Il Soldatino di Piombo

con Alessio Martinoli, Lorenzo di Rocco, Jennifer Rosati
coreografia Patrizia de Bari
regia Tuccio Guicciardini
video Andrea Montagnani
foto di scena Simone Falteri
produzione Giardino Chiuso
con il sostegno di Regione Toscana
e in collaborazione con MART Museo di Trento e Rovereto

La performance è ispirata al racconto “Il Soldatino di Piombo” di Sebastiano Vassalli ed è tratta dallo spettacolo Macchine della compagnia Giardino Chiuso.
L’episodio del Soldatino di Piombo narra la tragica storia di un militare al comando di un avamposto in una zona di guerra, un checkpoint senza tempo né luogo. All’improvviso, all’orizzonte, appare una vecchia Peugeot che si avvicina traballante al posto di blocco senza nessuno alla guida. La paura di un’autobomba telecomandata innesca la procedura standard: l’inevitabile e immediata distruzione della macchina. La decisione non può più essere procrastinata, l’ordine deve essere eseguito senza ripensamenti: SPARA! Si scoprirà poi che all’interno c’erano due bambini; avevano trovato la vecchia auto aperta e l’avevano messa in moto, una stupidaggine! Il soldatino al comando del presidio militare rimarrà sconvolto da quell’incidente, diventò di piombo. Da quel momento la sua mente si offusca, le sue domande rimangono senza risposta, in un continuo e perpetuo borbottio: ”I miei pensieri sono quelli di un altro, le parole che dico, è come se a pronunciarle fosse un altro… cosa mi succede?”.
La sua convalescenza in un ospedale militare sarà inesorabilmente lunga, una condanna senza appello. Sulla scena i due interpreti maschili rimandano l’immagine di una personalità dissociata in una visione rigorosa e narrativa che crea suggestioni attraverso i linguaggi della danza, del gesto, della parola, del video. L’unica figura femminile rimarrà, in un sentimento misto tra pietà e rifiuto, testimone muta dell’agghiacciante racconto. Una pièce tagliente e cruda, come del resto suggerisce la scrittura di Vassalli, che scarnifica il tema dell’identità passando dalle tragedie personali, intime, a quelle di massa. Dal 2019 il racconto è stato inserito nelle antologie scolastiche di letteratura italiana.

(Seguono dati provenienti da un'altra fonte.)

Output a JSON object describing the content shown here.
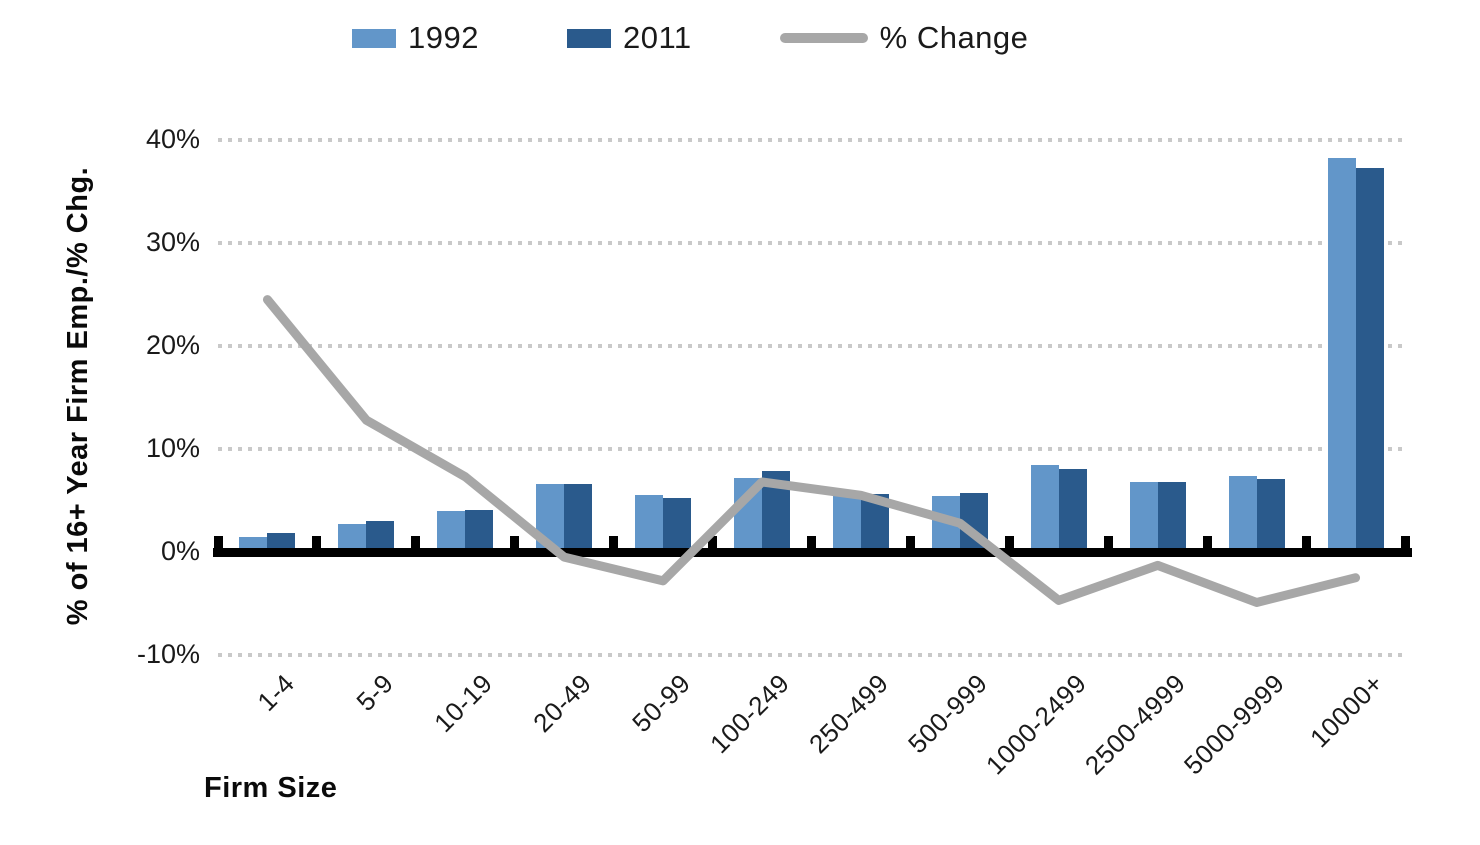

Lo spettacolo, nella versione integrale Macchine, indaga il rapporto tra le automobili e l’uomo in un viaggio immaginifico, dove i video e i suoni sfrecciano sulla scena e interagiscono con i protagonisti umani spogliati della propria identità. Qualsiasi oggetto rotolante è considerato un’appendice umana: se nell’antichità le armature epiche degli eroi mitologici incutevano timore, oggi a suscitare ammirazione e soggezione sono le macchine, le nuove armature che definiscono la nostra identità, il nostro ruolo sociale.
La tecnica trasforma l’uomo in qualcosa d’altro, in un automobilista dotato di corazze e ruote; questo pensiero è evocato dalle parole di Sebastiano Vassalli, in particolare dal perturbante concetto di metamorfosi che emerge dal suo libro “La Morte di Marx e altri racconti” (Einaudi 2006; prima edizione BUR 2019) dal quale sono tratti i testi dello spettacolo. Come il kakfiano eroe de La metamorfosi anche noi, ora, abbiamo il nostro guscio d’acciaio, ossia l’automobile, per lo più accessoriata; un guscio dove la vita e la morte si incontrano in un labile equilibrio.